Impute all samples and return imputed genotypes.

This method applies the trained imputer to the entire dataset, filling in missing genotype values. It ensures that any remaining missing values after imputation are set to -9, and decodes the imputed 0/1/2 genotypes back to their original format.

Returns:

(n_samples, n_loci) IUPAC strings (single-character codes).

Return type:

np.ndarray

HistGradientBoosting

Uses sklearn.ensemble.HistGradientBoostingClassifier as the IterativeImputer estimator, enabling faster training on wide genotype matrices while sharing the evaluation and plotting stack with the Random Forest variant.

class pgsui.impute.supervised.imputers.hist_gradient_boosting.ImputeHistGradientBoosting(genotype_data: GenotypeData, *, config: HGBConfig | Dict | str | None = None, overrides: Dict | None = None)[source]

Bases: BaseImputer

Supervised HGB imputer driven by HGBConfig.

fit() BaseImputer[source]

Fit the imputer using self.genotype_data with no arguments.

This method prepares the imputer by splitting the data into training and testing sets, and masking all originally observed genotype entries in the test set to facilitate unbiased evaluation. It does not perform any actual imputation since the RefAllele imputer is deterministic.

Steps:
  1. Encode to 0/1/2 with -9/-1 as missing.

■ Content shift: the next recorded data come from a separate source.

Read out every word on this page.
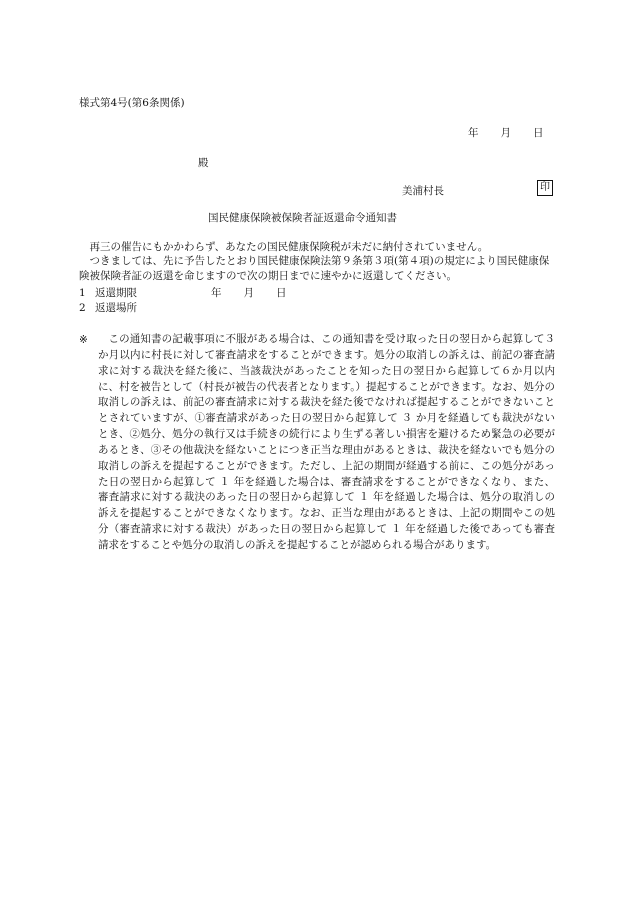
様式第4号(第6条関係)
年 月 日
殿
美浦村長	印
国民健康保険被保険者証返還命令通知書

再三の催告にもかかわらず、あなたの国民健康保険税が未だに納付されていません。

つきましては、先に予告したとおり国民健康保険法第９条第３項(第４項)の規定により国民健康保険被保険者証の返還を命じますので次の期日までに速やかに返還してください。

1 返還期限	年 月 日
2 返還場所
※	この通知書の記載事項に不服がある場合は、この通知書を受け取った日の翌日から起算して３か月以内に村長に対して審査請求をすることができます。処分の取消しの訴えは、前記の審査請求に対する裁決を経た後に、当該裁決があったことを知った日の翌日から起算して６か月以内に、村を被告として（村長が被告の代表者となります。）提起することができます。なお、処分の取消しの訴えは、前記の審査請求に対する裁決を経た後でなければ提起することができないこととされていますが、①審査請求があった日の翌日から起算して ３ か月を経過しても裁決がないとき、②処分、処分の執行又は手続きの続行により生ずる著しい損害を避けるため緊急の必要があるとき、③その他裁決を経ないことにつき正当な理由があるときは、裁決を経ないでも処分の取消しの訴えを提起することができます。ただし、上記の期間が経過する前に、この処分があった日の翌日から起算して １ 年を経過した場合は、審査請求をすることができなくなり、また、審査請求に対する裁決のあった日の翌日から起算して １ 年を経過した場合は、処分の取消しの訴えを提起することができなくなります。なお、正当な理由があるときは、上記の期間やこの処分（審査請求に対する裁決）があった日の翌日から起算して １ 年を経過した後であっても審査請求をすることや処分の取消しの訴えを提起することが認められる場合があります。
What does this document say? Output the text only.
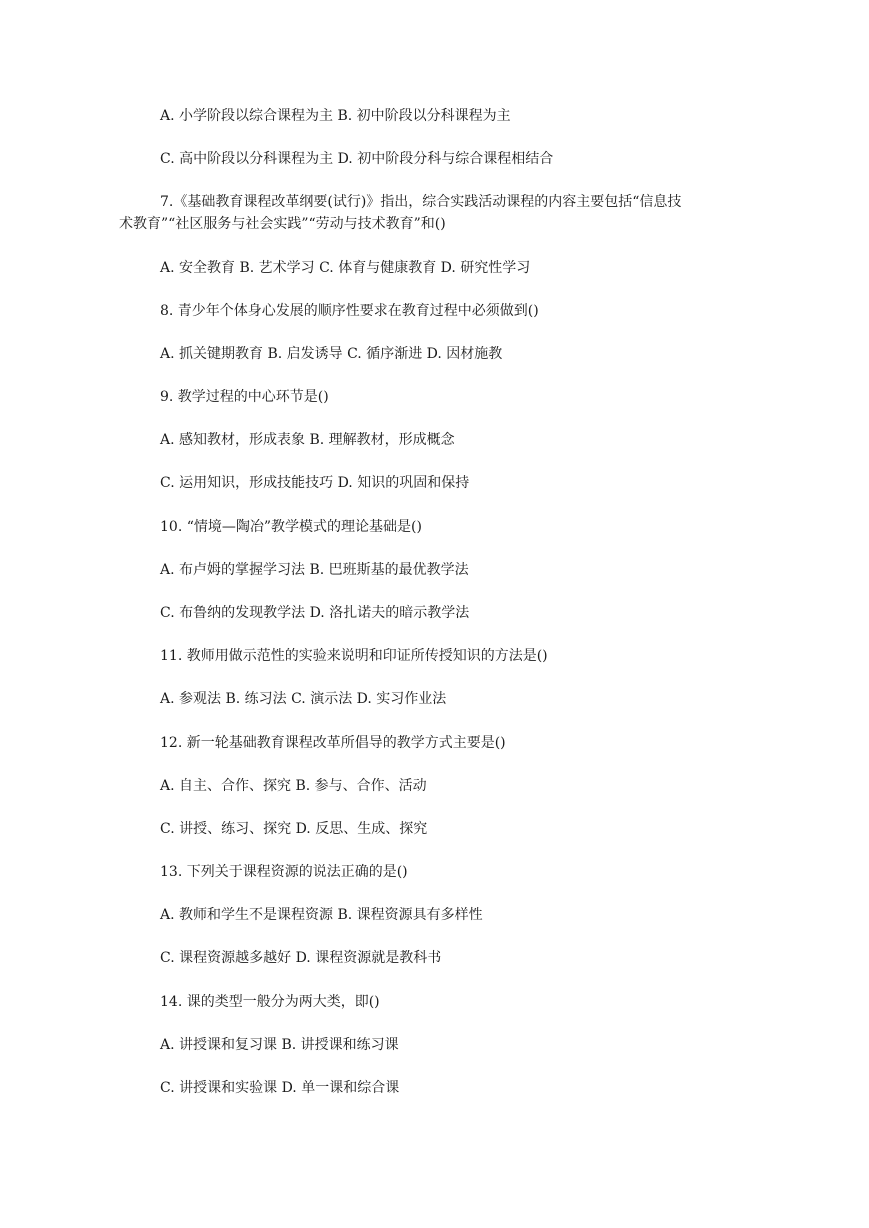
A. 小学阶段以综合课程为主 B. 初中阶段以分科课程为主

C. 高中阶段以分科课程为主 D. 初中阶段分科与综合课程相结合

7.《基础教育课程改革纲要(试行)》指出，综合实践活动课程的内容主要包括“信息技

术教育”“社区服务与社会实践”“劳动与技术教育”和()

A. 安全教育 B. 艺术学习 C. 体育与健康教育 D. 研究性学习

8. 青少年个体身心发展的顺序性要求在教育过程中必须做到()

A. 抓关键期教育 B. 启发诱导 C. 循序渐进 D. 因材施教

9. 教学过程的中心环节是()

A. 感知教材，形成表象 B. 理解教材，形成概念

C. 运用知识，形成技能技巧 D. 知识的巩固和保持

10. “情境—陶冶”教学模式的理论基础是()

A. 布卢姆的掌握学习法 B. 巴班斯基的最优教学法

C. 布鲁纳的发现教学法 D. 洛扎诺夫的暗示教学法

11. 教师用做示范性的实验来说明和印证所传授知识的方法是()

A. 参观法 B. 练习法 C. 演示法 D. 实习作业法

12. 新一轮基础教育课程改革所倡导的教学方式主要是()

A. 自主、合作、探究 B. 参与、合作、活动

C. 讲授、练习、探究 D. 反思、生成、探究

13. 下列关于课程资源的说法正确的是()

A. 教师和学生不是课程资源 B. 课程资源具有多样性

C. 课程资源越多越好 D. 课程资源就是教科书

14. 课的类型一般分为两大类，即()

A. 讲授课和复习课 B. 讲授课和练习课

C. 讲授课和实验课 D. 单一课和综合课
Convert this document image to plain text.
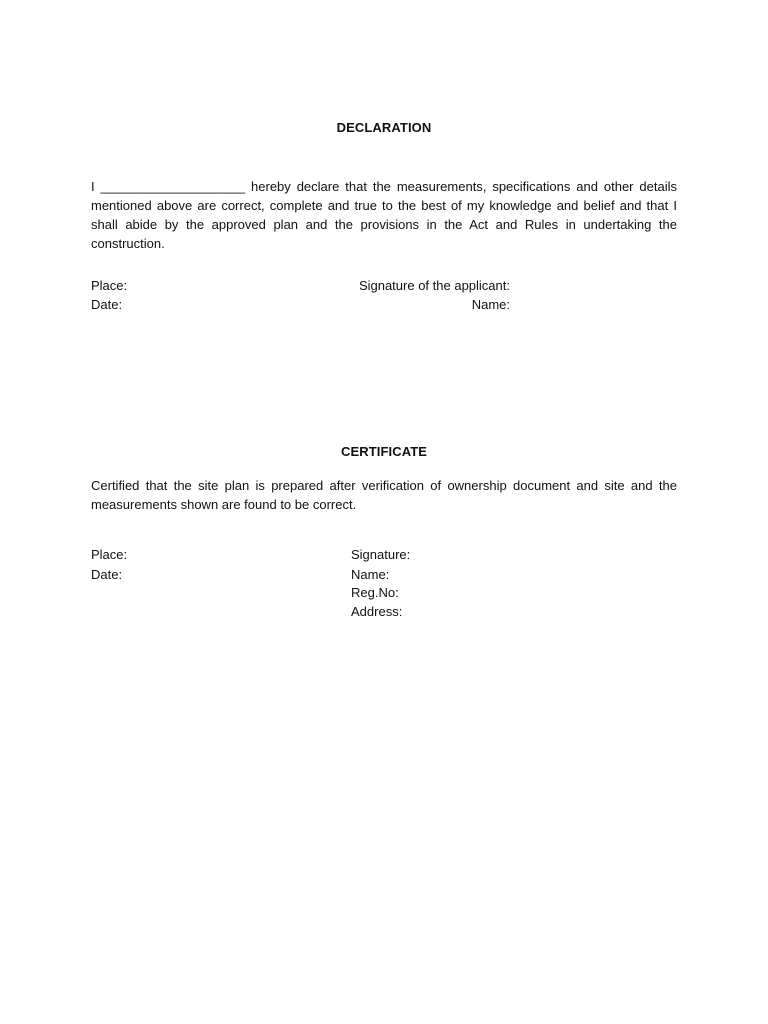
DECLARATION
I ____________________ hereby declare that the measurements, specifications and other details mentioned above are correct, complete and true to the best of my knowledge and belief and that I shall abide by the approved plan and the provisions in the Act and Rules in undertaking the construction.
Place:
Date:
Signature of the applicant:
Name:
CERTIFICATE
Certified that the site plan is prepared after verification of ownership document and site and the measurements shown are found to be correct.
Place:
Date:
Signature:
Name:
Reg.No:
Address:
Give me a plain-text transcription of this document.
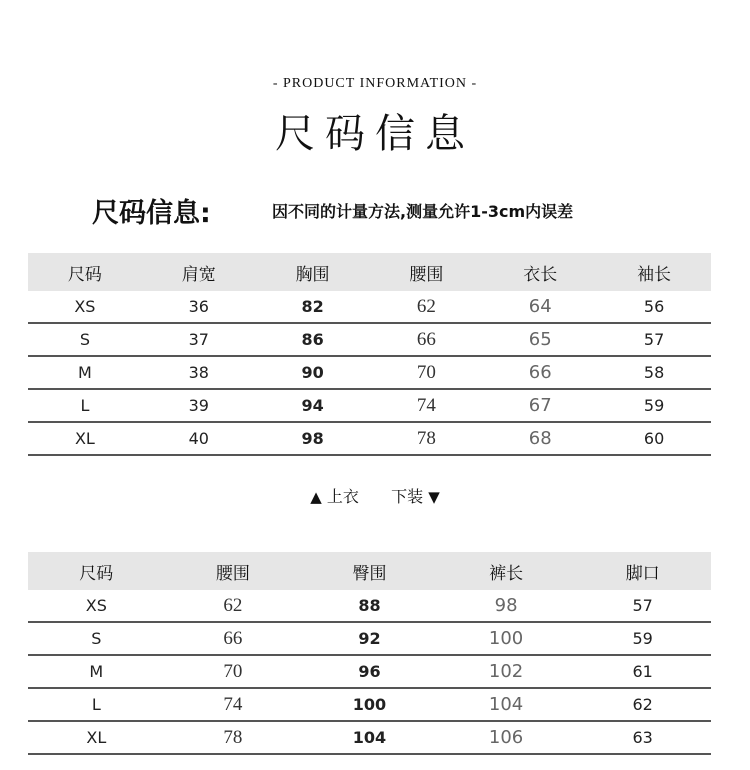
- PRODUCT INFORMATION -
尺码信息
尺码信息:	因不同的计量方法,测量允许1-3cm内误差
尺码	肩宽	胸围	腰围	衣长	袖长
XS	36	82	62	64	56
S	37	86	66	65	57
M	38	90	70	66	58
L	39	94	74	67	59
XL	40	98	78	68	60
▲ 上衣 下装 ▼
尺码	腰围	臀围	裤长	脚口
XS	62	88	98	57
S	66	92	100	59
M	70	96	102	61
L	74	100	104	62
XL	78	104	106	63
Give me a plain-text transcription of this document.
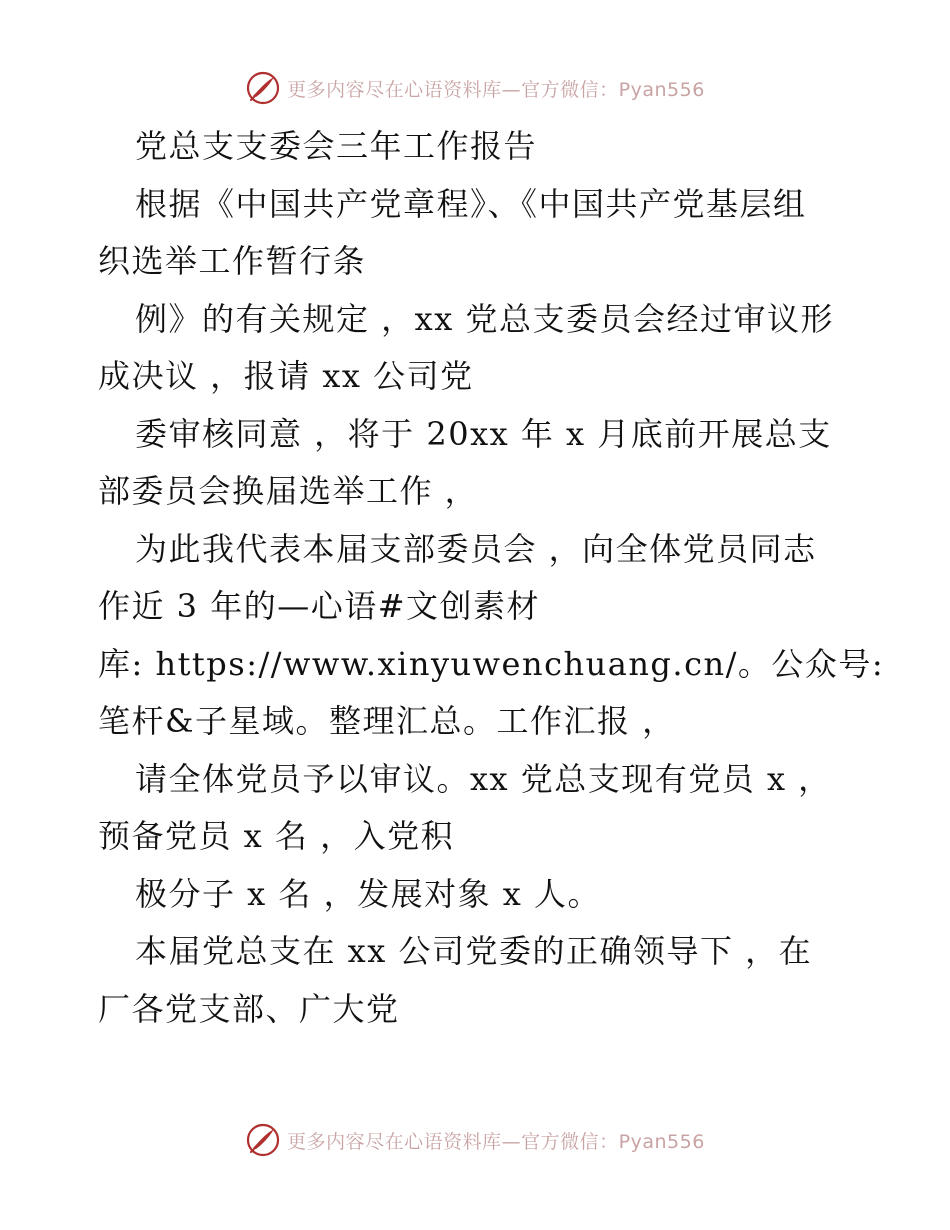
更多内容尽在心语资料库—官方微信：Pyan556
党总支支委会三年工作报告
根据《中国共产党章程》、《中国共产党基层组
织选举工作暂行条
例》的有关规定 ，xx 党总支委员会经过审议形
成决议 ，报请 xx 公司党
委审核同意 ，将于 20xx 年 x 月底前开展总支
部委员会换届选举工作 ，
为此我代表本届支部委员会 ，向全体党员同志
作近 3 年的—心语#文创素材
库: https://www.xinyuwenchuang.cn/。公众号:
笔杆&子星域。整理汇总。工作汇报 ，
请全体党员予以审议。xx 党总支现有党员 x ，
预备党员 x 名 ，入党积
极分子 x 名 ，发展对象 x 人。
本届党总支在 xx 公司党委的正确领导下 ，在
厂各党支部、广大党
更多内容尽在心语资料库—官方微信：Pyan556
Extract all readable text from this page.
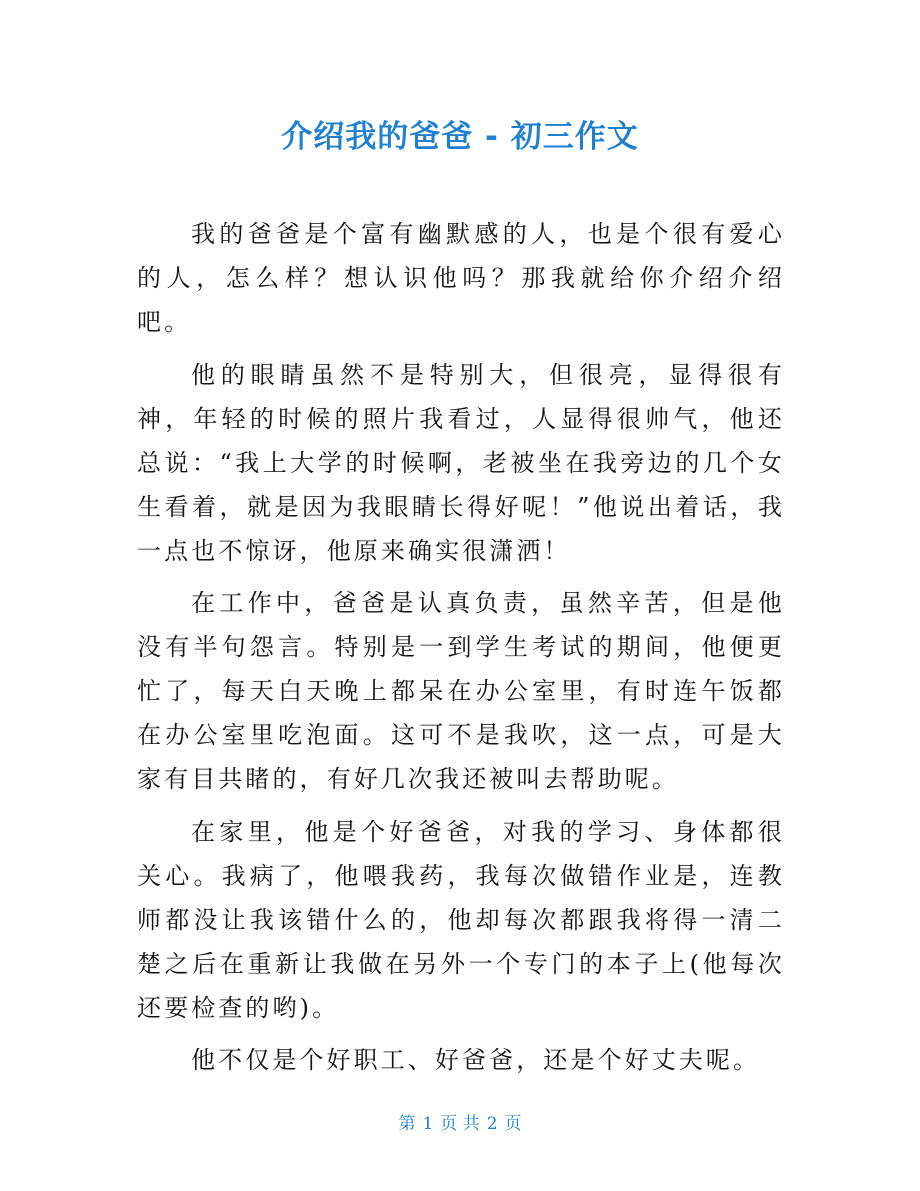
介绍我的爸爸 - 初三作文

我的爸爸是个富有幽默感的人，也是个很有爱心的人，怎么样？想认识他吗？那我就给你介绍介绍吧。

他的眼睛虽然不是特别大，但很亮，显得很有神，年轻的时候的照片我看过，人显得很帅气，他还总说：“我上大学的时候啊，老被坐在我旁边的几个女生看着，就是因为我眼睛长得好呢！”他说出着话，我一点也不惊讶，他原来确实很潇洒！

在工作中，爸爸是认真负责，虽然辛苦，但是他没有半句怨言。特别是一到学生考试的期间，他便更忙了，每天白天晚上都呆在办公室里，有时连午饭都在办公室里吃泡面。这可不是我吹，这一点，可是大家有目共睹的，有好几次我还被叫去帮助呢。

在家里，他是个好爸爸，对我的学习、身体都很关心。我病了，他喂我药，我每次做错作业是，连教师都没让我该错什么的，他却每次都跟我将得一清二楚之后在重新让我做在另外一个专门的本子上(他每次还要检查的哟)。

他不仅是个好职工、好爸爸，还是个好丈夫呢。

第 1 页 共 2 页
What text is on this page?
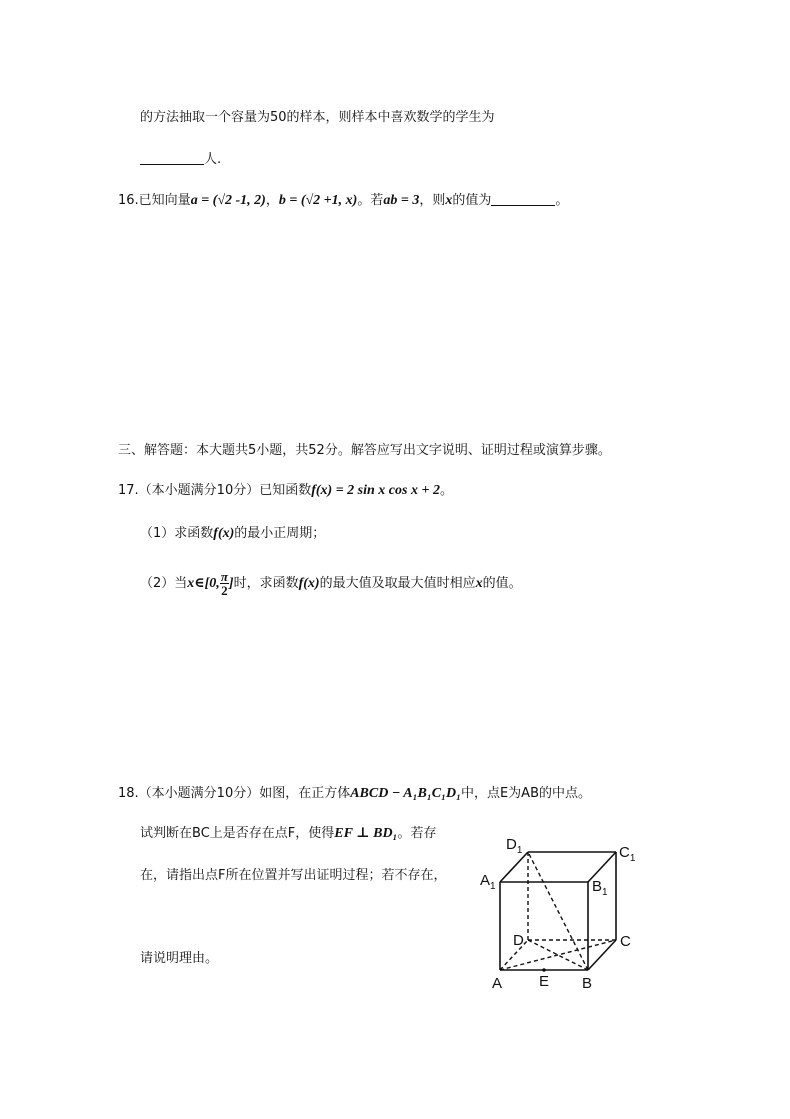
的方法抽取一个容量为50的样本，则样本中喜欢数学的学生为
人.
16.已知向量a = (√2 -1, 2)，b = (√2 +1, x)。若ab = 3，则x的值为	。
三、解答题：本大题共5小题，共52分。解答应写出文字说明、证明过程或演算步骤。
17.（本小题满分10分）已知函数f(x) = 2 sin x cos x + 2。
（1）求函数f(x)的最小正周期；
（2）当x∈[0, $\frac{\pi}{2}$ ]时，求函数f(x)的最大值及取最大值时相应x的值。
18.（本小题满分10分）如图，在正方体ABCD − A₁B₁C₁D₁中，点E为AB的中点。
试判断在BC上是否存在点F，使得EF ⊥ BD₁。若存
在，请指出点F所在位置并写出证明过程；若不存在，
请说明理由。
$D_1$	$C_1$
$A_1$	$B_1$
D	C
A E B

  2. Split samples into train/test.

  3. Train IterativeImputer on train (convert missing -> NaN).

  4. Evaluate on test non-missing positions (reconstruction metrics) and call your original plotting stack via _make_class_reports().

Returns:

self.

Return type:

BaseImputer

transform() ndarray[source]

Impute all samples and return imputed genotypes.

This method applies the trained imputer to the entire dataset, filling in missing genotype values. It ensures that any remaining missing values after imputation are set to -9, and decodes the imputed 0/1/2 genotypes back to their original format.

Returns:

(n_samples, n_loci) IUPAC strings (single-character codes).

Return type:

np.ndarray

Raises:

NotFittedError – If fit() has not been called prior to transform().

CLI Examples

Run both supervised models with the balanced preset and a shared prefix:

pg-sui \
   --input data.vcf.gz \
   --popmap pops.popmap \
   --models ImputeRandomForest ImputeHistGradientBoosting \
   --preset balanced \
   --sim-strategy random_weighted_inv \
   --sim-prop 0.35 \
   --set io.prefix=supervised_demo

YAML + overrides:

pg-sui \
   --input data.vcf.gz \
   --popmap pops.popmap \
   --models ImputeHistGradientBoosting \
   --preset thorough \
   --config hgb.yaml \
   --set io.prefix=hgb_thorough \
   --set imputer.max_iter=12 \
   --sim-prop 0.40

Use --disable-simulate-missing to temporarily disable simulated masking for diagnostics or ablation studies; omit it to honour the preset/YAML defaults. Strategy definitions are listed in Overview.

Outputs

  • Plots: {prefix}_output/Supervised/plots/{Model}/

  • Metrics (CSV/JSON): {prefix}_output/Supervised/metrics/{Model}/

  • Cross-model radar summary compares macro-F1, macro-PR, accuracy, and HET-F1.